Nie wiedząc dlaczego zatrzymałem się w tej wiosce.
Może dlatego, że zobaczyłem sporo ludzi wokół kościoła?
- W chwile potem się okazało po co mi to było.



Chce mi się częściej bywać we właściwym miejscu, o stosownym czasie.
- Często mi się zdarza to chcenie.

sobota, 11 września 2010

Na balkonie (338)



Ostatnim rzutem na taśmę zdyszane pelargonie zakwitły po raz ostatni!
Walą przyjemną po oczach czerwienią.
Jesienną.



Na szczęście już za 7 miesięcy będzie wiosna!

piątek, 10 września 2010

From the other space (337)



Utrwalając sobie świat leżałem grzecznie w porannej trawie gdy ją usłyszałem.
Domyśliłem się, że przybywa z drugiego brzegu: pełnego ruchu i zmieniających się krajobrazów.
Świata pełnego ekscytujących wrażeń, wspaniałych przygód i pięknych niespodzianek.
Widok jej trochę mnie rozczarował.
- Jaki tam z niej parowóz!

czwartek, 9 września 2010

Wczoraj (336)



No i stoję tak od wczoraj.
...a może to było jeszcze dawniej?!

środa, 8 września 2010

Średnio (335)

Środek tygodnia.



Może dlatego jest mi tak jakoś... średnio.



Ni wielkich zadań przed - ni wyzwań wielkich po.



Ot, spokojny koniec lata.



- No właśnie!

wtorek, 7 września 2010

Zabłąkana owieczka (334)



Skromny pastor Terry Jones z miasteczka Gainsville na Florydzie zaprosił wiernych na całym świecie do powszechnego celebrowania wydarzenia pt: "Międzynarodowy Dzień Palenia Koranu".

Gdyby na 11 września komuś brakowało ku temu argumentów na witrynie internetowej zgromadzenia któremu przewodzi wielebny T.J. podano "10 powodów dla których warto spalić Koran". Gdyby jednak kogoś to nie pasjonowało to zawsze może się podeprzeć autorytetem osoby która jest przeciw czyli Prezydent Stanów Zjednoczonych Ameryki Północnej pan Barrack Husajn Obama... .



Uprzejmie zawiadamiam organizatora eventu, że nie wezmę w tym przedsięwzięciu udziału. Z przyczyn naturalnych nie stać mnie na kupno książki, tylko po to by ją spalić.
- W końcu jestem tylko Obserwatorem...



...i już nie zajmuję się zmianą biegu historii tego świata.

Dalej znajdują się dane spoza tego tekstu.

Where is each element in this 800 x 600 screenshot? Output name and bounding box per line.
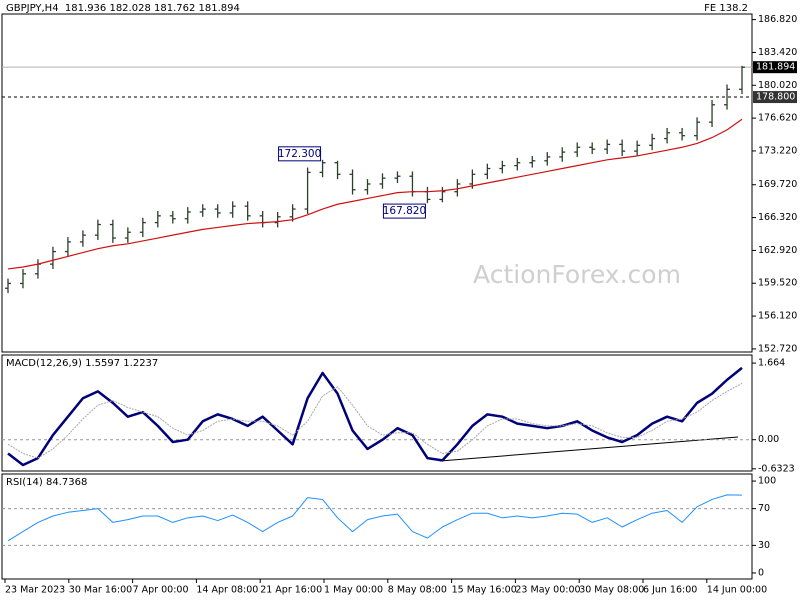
x-tick-label: 15 May 16:00 xyxy=(452,585,517,596)
y-tick-label: 180.020 xyxy=(758,80,797,91)
trend-line xyxy=(439,436,739,462)
annotation-label: 172.300 xyxy=(278,148,321,160)
panel-frame xyxy=(1,13,753,353)
y-tick-label: 176.620 xyxy=(758,113,797,124)
panel-title: MACD(12,26,9) 1.5597 1.2237 xyxy=(6,358,158,369)
y-tick-label: 70 xyxy=(758,503,770,514)
moving-average xyxy=(7,118,743,270)
panel-frame xyxy=(1,354,753,472)
panel-title: RSI(14) 84.7368 xyxy=(6,477,87,488)
y-tick-label: 166.320 xyxy=(758,212,797,223)
x-tick-label: 14 Apr 08:00 xyxy=(196,585,258,596)
series-line xyxy=(7,382,743,459)
y-tick-label: -0.6323 xyxy=(758,463,795,474)
level-label: 178.800 xyxy=(756,92,795,103)
corner-label: FE 138.2 xyxy=(704,3,748,14)
y-tick-label: 100 xyxy=(758,476,776,487)
y-tick-label: 30 xyxy=(758,540,770,551)
y-tick-label: 173.220 xyxy=(758,145,797,156)
x-tick-label: 8 May 08:00 xyxy=(388,585,447,596)
y-tick-label: 0.00 xyxy=(758,434,779,445)
x-tick-label: 23 May 00:00 xyxy=(515,585,580,596)
x-tick-label: 1 May 00:00 xyxy=(324,585,383,596)
annotation-label: 167.820 xyxy=(383,205,426,217)
series-line xyxy=(7,494,743,542)
y-tick-label: 156.120 xyxy=(758,311,797,322)
x-tick-label: 21 Apr 16:00 xyxy=(260,585,322,596)
y-tick-label: 159.520 xyxy=(758,278,797,289)
price-tag xyxy=(753,61,797,74)
level-tag xyxy=(753,91,797,104)
watermark: ActionForex.com xyxy=(473,260,681,289)
y-tick-label: 152.720 xyxy=(758,343,797,354)
panel-frame xyxy=(1,473,753,580)
y-tick-label: 169.720 xyxy=(758,179,797,190)
x-tick-label: 23 Mar 2023 xyxy=(5,585,65,596)
last-price-label: 181.894 xyxy=(756,62,795,73)
panel-title: GBPJPY,H4 181.936 182.028 181.762 181.89… xyxy=(6,3,240,14)
y-tick-label: 183.420 xyxy=(758,47,797,58)
y-tick-label: 1.664 xyxy=(758,358,785,369)
x-tick-label: 6 Jun 16:00 xyxy=(643,585,697,596)
y-tick-label: 162.920 xyxy=(758,245,797,256)
x-tick-label: 30 May 08:00 xyxy=(579,585,644,596)
x-tick-label: 14 Jun 00:00 xyxy=(707,585,767,596)
annotation-box xyxy=(382,203,426,219)
x-tick-label: 7 Apr 00:00 xyxy=(133,585,189,596)
y-tick-label: 0 xyxy=(758,567,764,578)
x-tick-label: 30 Mar 16:00 xyxy=(69,585,132,596)
y-tick-label: 186.820 xyxy=(758,14,797,25)
series-line xyxy=(7,366,743,467)
annotation-box xyxy=(278,146,322,162)
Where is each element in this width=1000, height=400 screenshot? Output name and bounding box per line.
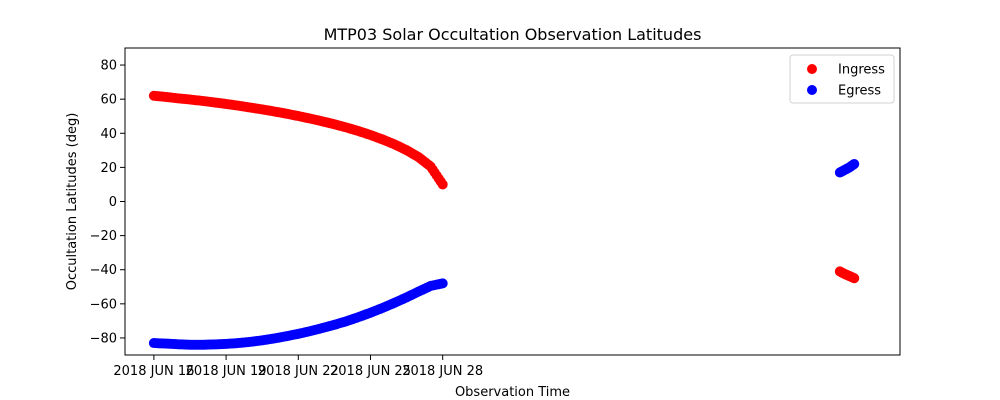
x-tick-label: 2018 JUN 19 xyxy=(186,364,267,379)
x-tick-label: 2018 JUN 22 xyxy=(258,364,339,379)
y-tick-label: −40 xyxy=(90,263,117,278)
y-tick-label: 0 xyxy=(109,195,117,210)
series-ingress xyxy=(148,90,860,284)
y-tick-label: 40 xyxy=(100,127,117,142)
x-axis-label: Observation Time xyxy=(455,385,570,400)
x-tick-label: 2018 JUN 25 xyxy=(330,364,411,379)
y-tick-label: 20 xyxy=(100,161,117,176)
y-tick-label: −80 xyxy=(90,331,117,346)
y-tick-label: −60 xyxy=(90,297,117,312)
legend-label-ingress: Ingress xyxy=(838,63,885,78)
chart-title: MTP03 Solar Occultation Observation Lati… xyxy=(324,25,702,44)
y-tick-label: −20 xyxy=(90,229,117,244)
x-tick-label: 2018 JUN 28 xyxy=(402,364,483,379)
legend-marker-ingress xyxy=(807,64,817,74)
legend: Ingress Egress xyxy=(789,54,895,104)
y-axis-label: Occultation Latitudes (deg) xyxy=(65,113,80,291)
y-tick-label: 80 xyxy=(100,59,117,74)
data-points xyxy=(148,90,860,350)
egress-point xyxy=(849,158,860,169)
plot-frame xyxy=(124,47,901,356)
series-egress xyxy=(148,158,860,350)
ingress-point xyxy=(437,179,448,190)
x-tick-label: 2018 JUN 16 xyxy=(113,364,194,379)
egress-point xyxy=(437,278,448,289)
legend-label-egress: Egress xyxy=(838,84,881,99)
legend-marker-egress xyxy=(807,85,817,95)
ingress-point xyxy=(849,273,860,284)
y-tick-label: 60 xyxy=(100,93,117,108)
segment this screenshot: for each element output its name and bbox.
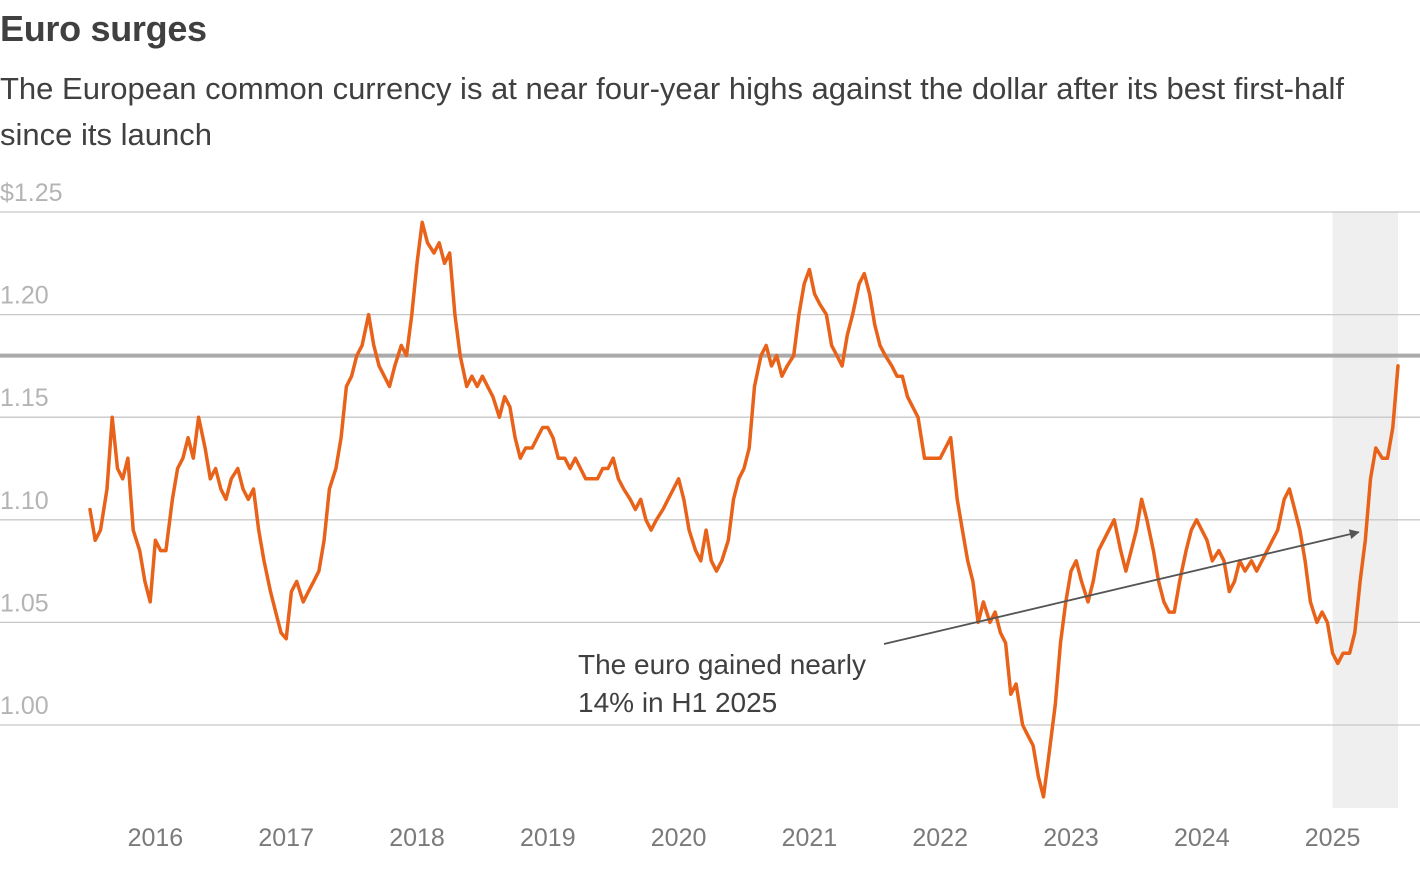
x-tick-label: 2019	[520, 824, 576, 852]
h1-2025-highlight	[1332, 212, 1398, 808]
x-tick-label: 2024	[1174, 824, 1230, 852]
y-tick-label: 1.20	[0, 282, 49, 310]
y-tick-label: 1.00	[0, 692, 49, 720]
annotation-arrow	[883, 529, 1360, 645]
x-tick-label: 2016	[128, 824, 184, 852]
y-tick-label: 1.10	[0, 487, 49, 515]
annotation-text: The euro gained nearly	[578, 649, 866, 680]
h1-2025-highlight-layer	[1332, 212, 1398, 808]
y-tick-label: 1.15	[0, 384, 49, 412]
y-tick-label: 1.05	[0, 589, 49, 617]
y-axis-tick-labels: 1.00 1.05 1.10 1.15 1.20 $1.25	[0, 179, 63, 720]
x-tick-label: 2022	[912, 824, 968, 852]
annotation-text: 14% in H1 2025	[578, 687, 777, 718]
series-layer	[88, 220, 1400, 799]
chart-title: Euro surges	[0, 8, 207, 49]
x-tick-label: 2025	[1305, 824, 1361, 852]
x-tick-label: 2017	[258, 824, 314, 852]
annotation-layer: The euro gained nearly 14% in H1 2025	[578, 529, 1360, 718]
chart-subtitle: The European common currency is at near …	[0, 71, 1344, 152]
x-tick-label: 2020	[651, 824, 707, 852]
x-tick-label: 2018	[389, 824, 445, 852]
x-tick-label: 2023	[1043, 824, 1099, 852]
series-line-eur-usd	[88, 220, 1400, 799]
gridlines	[0, 211, 1420, 726]
x-axis-tick-labels: 2016 2017 2018 2019 2020 2021 2022 2023 2024 2025	[128, 824, 1361, 852]
y-tick-label: $1.25	[0, 179, 63, 207]
x-tick-label: 2021	[782, 824, 838, 852]
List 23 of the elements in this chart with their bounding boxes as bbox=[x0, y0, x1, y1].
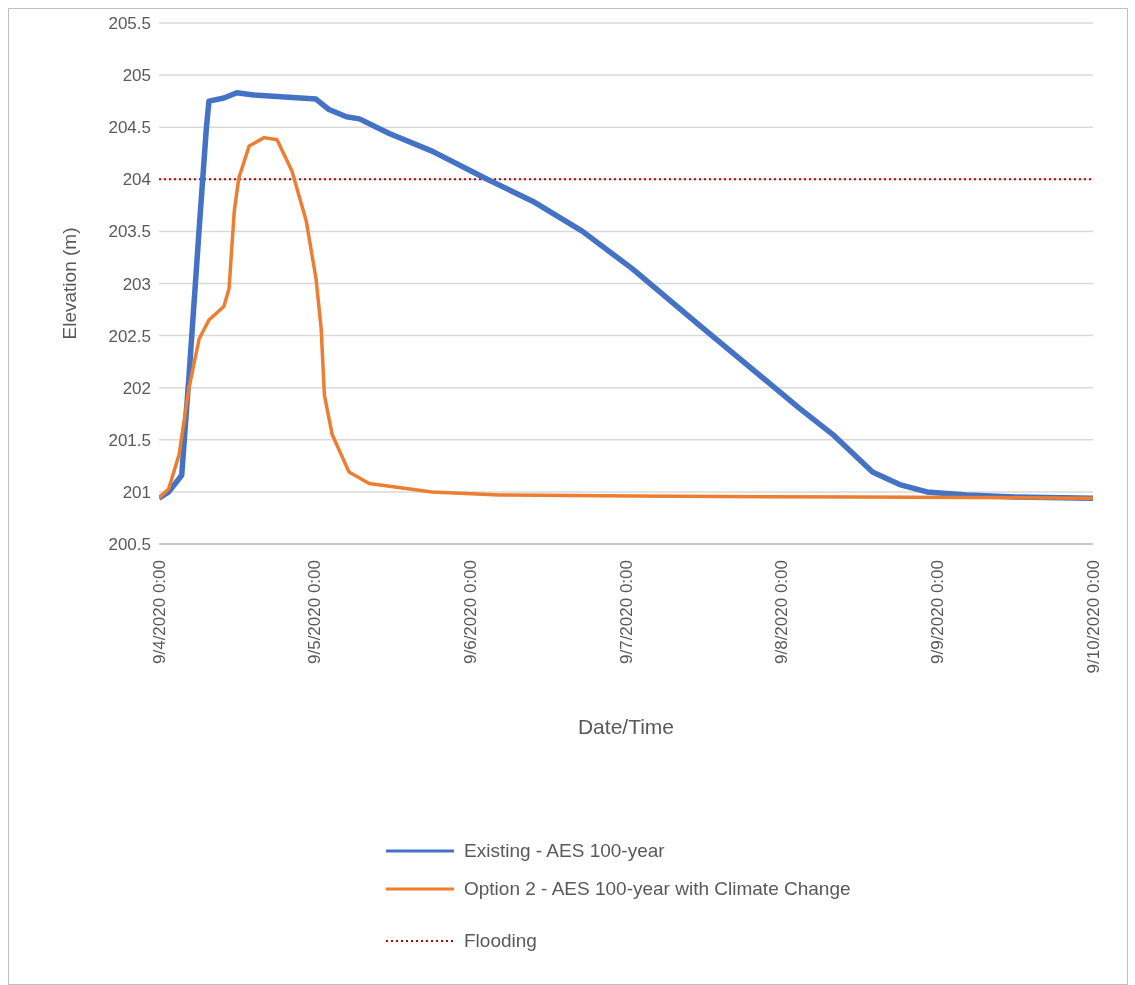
y-axis-title: Elevation (m) bbox=[58, 227, 80, 340]
legend-label: Option 2 - AES 100-year with Climate Change bbox=[464, 878, 851, 900]
x-tick-label: 9/9/2020 0:00 bbox=[927, 560, 947, 664]
y-tick-label: 204 bbox=[122, 170, 151, 190]
x-axis-title: Date/Time bbox=[577, 715, 675, 738]
y-tick-label: 205 bbox=[122, 66, 151, 86]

poniedziałek, 6 września 2010

Kanał (333)



Ostatnio wpadłem w kanał...
... chociaż jaki tam ze mnie kinoman!

To, że podoba mi się każdy film z W. Allenem nic nie znaczy.
Co najwyżej że mam jeszcze poczucie humoru.
A tu t a k i film!
Dający się oglądać z przyjemnością.
- Chodzi o "Madame Curie".



Ostatnio z czystego lenistwa leżałem sobie spokojnie plackiem.
Przez trzy dni.
I nic by nie zmąciło mego spania-spania i spania gdyby nie ten film!
Po kolei jednak.

Nasz telewizor ma kanałów pięćdziesiąt i dwa.
Z tego trzy daje się oglądać, ale tylko czasem i nie na długo.
Aż tu nagle pomiędzy snem nr 5 i 6 (a może to było pomiędzy 8 i 9?!)
wpadłem w ten kanał! A tam filmy jeden z drugim.
Takie jak lubię! Jakie? No takie jak lubię!
No i ten... .

* * *

Recenzji z natury rzeczy nie będzie.
Ten film trzeba obejrzeć.
Obowiązkowo, bo odpytam.
- I proszę się nie tłumaczyć, że nie miałem / nie miałam czasu/ możliwości / okazji.
To jest po prostu obowiązek.
Czasy mamy trudne, materialistyczne i mało patriotyczne więc na pokrzepienie serc jak znalazł.
"Madame Curie".
POLECAM.

Tak samo jak wspomniane kiedyś ciasteczka owsiane polecam!
Są pyszne.
Jeżeli te ciasteczka ktoś polubił to wyobraźcie sobie jak wspaniały musi być ten film.
A jest.
ZAPEWNIAM.

niedziela, 5 września 2010

Powtórka z nowości (332)

Dożarł mi tegoroczny SkyWay", aż tak mocno, że do dziś nie mogę się po nim pozbierać.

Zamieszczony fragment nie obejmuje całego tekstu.